Before you go daydreaming, remember that the decision to have a second child does not solely rest on you and your partner alone this time. You also have to think about how it's going to affect your firstborn.
1. Preparing the big brother or sister When you’re expecting, it's important to involve the older sibling in the developments of your pregnancy as much as possible. Talk to him and explain the changes your body is undergoing, the most obvious of which is your growing belly. Bring hem to your doctor's appointments and show him the ultrasound results. Make him feel excited about it and if he is old enough, ask him to express how he feels about having a younger sibling. This will not only keep him from feeling left out, it will also drive home the point that the arrival of the new family member is something to look forward to.

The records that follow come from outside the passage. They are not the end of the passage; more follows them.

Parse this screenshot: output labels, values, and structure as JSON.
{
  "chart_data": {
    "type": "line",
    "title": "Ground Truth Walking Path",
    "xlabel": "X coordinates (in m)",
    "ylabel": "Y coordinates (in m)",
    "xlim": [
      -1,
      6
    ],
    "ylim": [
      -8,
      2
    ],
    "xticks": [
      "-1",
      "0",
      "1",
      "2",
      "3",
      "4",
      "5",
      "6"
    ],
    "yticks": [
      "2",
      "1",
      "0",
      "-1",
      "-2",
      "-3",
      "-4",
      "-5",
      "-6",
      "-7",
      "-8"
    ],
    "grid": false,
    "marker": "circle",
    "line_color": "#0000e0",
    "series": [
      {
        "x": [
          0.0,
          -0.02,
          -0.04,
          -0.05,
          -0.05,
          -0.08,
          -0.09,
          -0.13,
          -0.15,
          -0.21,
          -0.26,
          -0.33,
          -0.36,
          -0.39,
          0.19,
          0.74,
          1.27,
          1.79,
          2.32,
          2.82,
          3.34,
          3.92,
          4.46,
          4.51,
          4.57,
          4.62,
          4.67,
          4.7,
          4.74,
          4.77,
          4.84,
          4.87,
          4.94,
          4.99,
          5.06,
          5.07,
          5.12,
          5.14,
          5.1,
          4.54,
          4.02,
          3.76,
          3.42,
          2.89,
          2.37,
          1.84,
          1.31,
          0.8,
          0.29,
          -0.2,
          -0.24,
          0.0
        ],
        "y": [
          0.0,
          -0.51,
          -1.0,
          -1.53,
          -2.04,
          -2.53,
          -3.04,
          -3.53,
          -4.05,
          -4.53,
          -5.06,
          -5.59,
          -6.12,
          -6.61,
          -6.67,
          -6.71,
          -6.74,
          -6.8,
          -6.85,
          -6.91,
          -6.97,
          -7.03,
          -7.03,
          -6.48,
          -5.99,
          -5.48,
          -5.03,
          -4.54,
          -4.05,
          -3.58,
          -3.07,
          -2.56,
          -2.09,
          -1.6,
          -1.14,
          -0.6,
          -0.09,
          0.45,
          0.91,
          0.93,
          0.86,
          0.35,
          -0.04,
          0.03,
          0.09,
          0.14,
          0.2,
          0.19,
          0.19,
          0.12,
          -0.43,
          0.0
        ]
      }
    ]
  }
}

2. From bunso to doting sibling When the baby gets home, it is expected that all members of the household and other visiting family and friends will have their eyes on the newcomer. Be careful not to neglect your firstborn; give him attention, too. Include him in conversations and let him welcome the baby in his own brotherly way. If you want to take it a step further, give him a task to give him a sense of responsibility; for example, ask him to sing a song for the baby or hand you the diaper during changing time. As long as he can feel that family members are treating him and his sibling the same way, and that he is given importance with his role as the family's new Ate or Kuya, he should not feel forgotten or out of place.